A gas furnace converts the chemical energy of the fuel to heat, and cannot have an efficiency more than 1.

A heat pump can theoretically transfer *more* heat energy than the electrical energy used to move the heat. But how much?

Heat pumps can be compared based on their "Coefficient of Performance", COP, which is a unitless ratio of heat delivered to the hot place / energy needed to get it there. $$c_\text{hp}=\frac{\text{Heat (energy) delivered}} {\text{Energy to *move* the heat}}.$$ In a course or unit on Thermodynamics, we would demonstrate that for an ideal ("Carnot") heat engine, the maximum coefficient of performance is a simple function of the absolute (degrees Kelvin above absolute zero) temperatures: $$c_\text{hp}=\frac{T_2}{T_2-T_1}.$$ where,

$T_1$ is the temperature of the colder "reservoir" from which we're pulling heat and
$T_2$, the target temperature inside the house that you're heating:

Calculate $c_\text{hp}$ for $T_2=68$ F and

$T_1 = 35$ F, the average temperature of air on a mild winter day with a low of freezing and a high of 42 F).
$T_1 = 25$ F, the average temperature of air on a fairly cold winter's day in Goshen.
$T_1 = 54$ F, the average temperature of groundwater 2 m down in Goshen throughout the winter.

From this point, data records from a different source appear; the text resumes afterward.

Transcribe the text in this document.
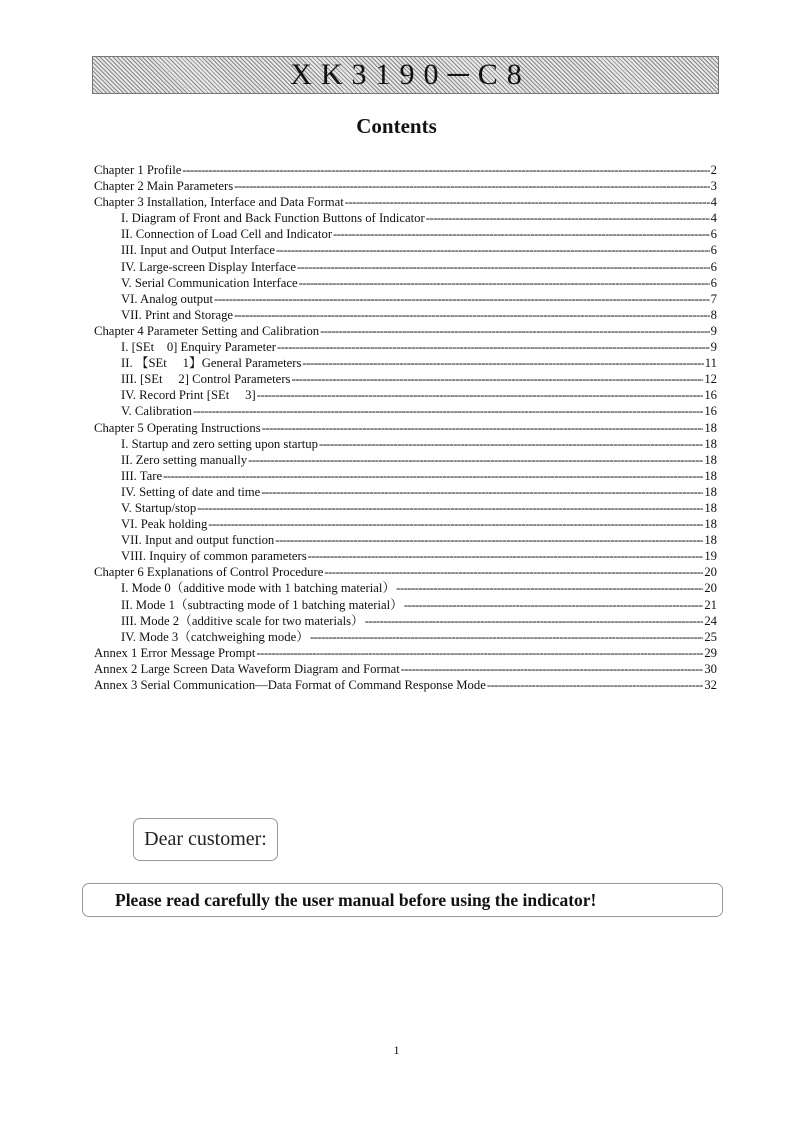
XK3190─C8
Contents
Chapter 1 Profile -----	2
Chapter 2 Main Parameters -----	3
Chapter 3 Installation, Interface and Data Format -----	4
I. Diagram of Front and Back Function Buttons of Indicator -----	4
II. Connection of Load Cell and Indicator -----	6
III. Input and Output Interface -----	6
IV. Large-screen Display Interface -----	6
V. Serial Communication Interface -----	6
VI. Analog output -----	7
VII. Print and Storage -----	8
Chapter 4 Parameter Setting and Calibration -----	9
I. [SEt    0] Enquiry Parameter -----	9
II. 【SEt     1】General Parameters -----	11
III. [SEt     2] Control Parameters -----	12
IV. Record Print [SEt     3] -----	16
V. Calibration -----	16
Chapter 5 Operating Instructions -----	18
I. Startup and zero setting upon startup -----	18
II. Zero setting manually -----	18
III. Tare -----	18
IV. Setting of date and time -----	18
V. Startup/stop -----	18
VI. Peak holding -----	18
VII. Input and output function -----	18
VIII. Inquiry of common parameters -----	19
Chapter 6 Explanations of Control Procedure -----	20
I. Mode 0（additive mode with 1 batching material） -----	20
II. Mode 1（subtracting mode of 1 batching material） -----	21
III. Mode 2（additive scale for two materials） -----	24
IV. Mode 3（catchweighing mode） -----	25
Annex 1 Error Message Prompt -----	29
Annex 2 Large Screen Data Waveform Diagram and Format -----	30
Annex 3 Serial Communication—Data Format of Command Response Mode -----	32
Dear customer:
Please read carefully the user manual before using the indicator!
1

Here are your calculations for $c_{hp}$ for these three different temperature combinations:

The meaning of the last row: An ideal heatpump would be able to move 16 Joules of heat for every 1 Joule of electricity when pulling heat out of a reservoir at 35 F and transferring that heat into a house at 68 F.

The heat pump is 16 $\times$ better than just running the electricity through a resistor inside the house ("resistive heating") and converting the electrical energy directly into heat energy.

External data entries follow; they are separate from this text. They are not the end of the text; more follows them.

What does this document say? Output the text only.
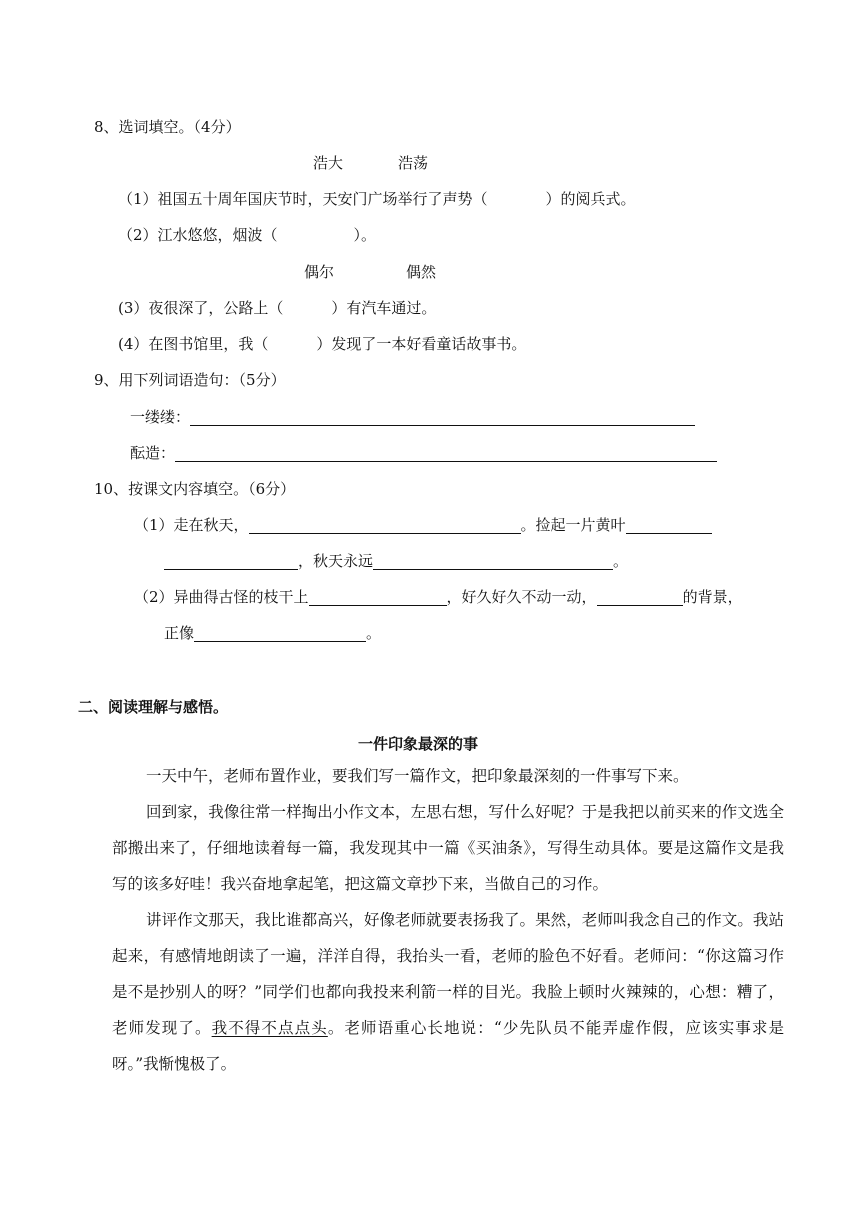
8、选词填空。（4分）
浩大	浩荡
（1）祖国五十周年国庆节时，天安门广场举行了声势（	）的阅兵式。
（2）江水悠悠，烟波（	）。
偶尔	偶然
(3）夜很深了，公路上（	）有汽车通过。
(4）在图书馆里，我（	）发现了一本好看童话故事书。
9、用下列词语造句：（5分）
一缕缕：
酝造：
10、按课文内容填空。（6分）
（1）走在秋天，	。捡起一片黄叶
，秋天永远	。
（2）异曲得古怪的枝干上	，好久好久不动一动，	的背景，
正像	。
二、阅读理解与感悟。
一件印象最深的事
一天中午，老师布置作业，要我们写一篇作文，把印象最深刻的一件事写下来。
回到家，我像往常一样掏出小作文本，左思右想，写什么好呢？于是我把以前买来的作文选全部搬出来了，仔细地读着每一篇，我发现其中一篇《买油条》，写得生动具体。要是这篇作文是我写的该多好哇！我兴奋地拿起笔，把这篇文章抄下来，当做自己的习作。
讲评作文那天，我比谁都高兴，好像老师就要表扬我了。果然，老师叫我念自己的作文。我站起来，有感情地朗读了一遍，洋洋自得，我抬头一看，老师的脸色不好看。老师问：“你这篇习作是不是抄别人的呀？”同学们也都向我投来利箭一样的目光。我脸上顿时火辣辣的，心想：糟了，老师发现了。我不得不点点头。老师语重心长地说：“少先队员不能弄虚作假，应该实事求是呀。”我惭愧极了。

But unfortunately, heat pumps (and air conditioners) use a different ratio whic is *not* unitless. One is HSPF and one is SEER. In groups:

Each group will pick one manufacturer out of American Standard / Bryant / Carrier / Lennox / Rheem / Trane. Find the HSPF and SEER values for a top-of-the-line model of air-source heat pump. Get a cost too, if they list one.
Find the HSPF and SEER values for their entry-level model. Get a cost too, if they list one.
Find the units of HSPF and SEER, and their meaning. One is used for heating, one is used for cooling. Which is which?
Both have units of "Heat delivered to hot reservoir (BTU)"/"Electric energy used (Watt$\cdot$hours)".
Figure out how to convert those units to the unitless COP ratio. Re-state your values in terms of COP.
HSPF (and SEER) both have units of BTUs per Watt$\cdot$hour. Both BTUs (British Thermal Units) and Wh are units of energy, but they are different units of energy. $c_{hp}$ is a unitless ratio of heat energy delivered divided by electricity consumed.

Since there are 3.41 BTU / Wh, $$c_{hp}=\text{HSPF:}\frac{\text{BTU}}{\text{Wh}}*\frac{1\text{ Wh}}{3.41\text{ BTU}}$$

Here are the results of your internet searches for HSPF (heating seasonal performance factor) and SEER ("seasonal energy efficiency rating"... refers to air conditioning performance).

The numbers in black are the manufacturer's HSPF and SEER ratings in BTU/Whr.
The numbers in blue are the unitless $c_{hp}$ and $c_\text{refrigeration}$ ratios.

Taking into account the weather

HSPF is supposed to be heating performance averaged over some statistically average heating season for the USA. (And SEER is cooling performance over a cooling season.) But of course, we'd like to know the performance for our particular climate!

According to this paper, from researchers at FSEC and UC-Berkeley we're roughly ARI climate zone IV [A(H)RI: Air conditioning, Heating, and Refrigeration Institute - HVAC industry trade group]

To interpret this map: A heat pump with an HSPF of 7.8 and a SEER of 12.0 actually performs with an HSPF/SEER values of 6.6 and 11.0 in New York city's average climate.

That same heat pump in Miami would have HSPF/SEER values of 10.3/10.7 in Miami.

These HSPFs are for air source heat pumps! Ground source heat pumps will do better because they are operating (in Goshen) with an outside reservoir of about 54 F year-round!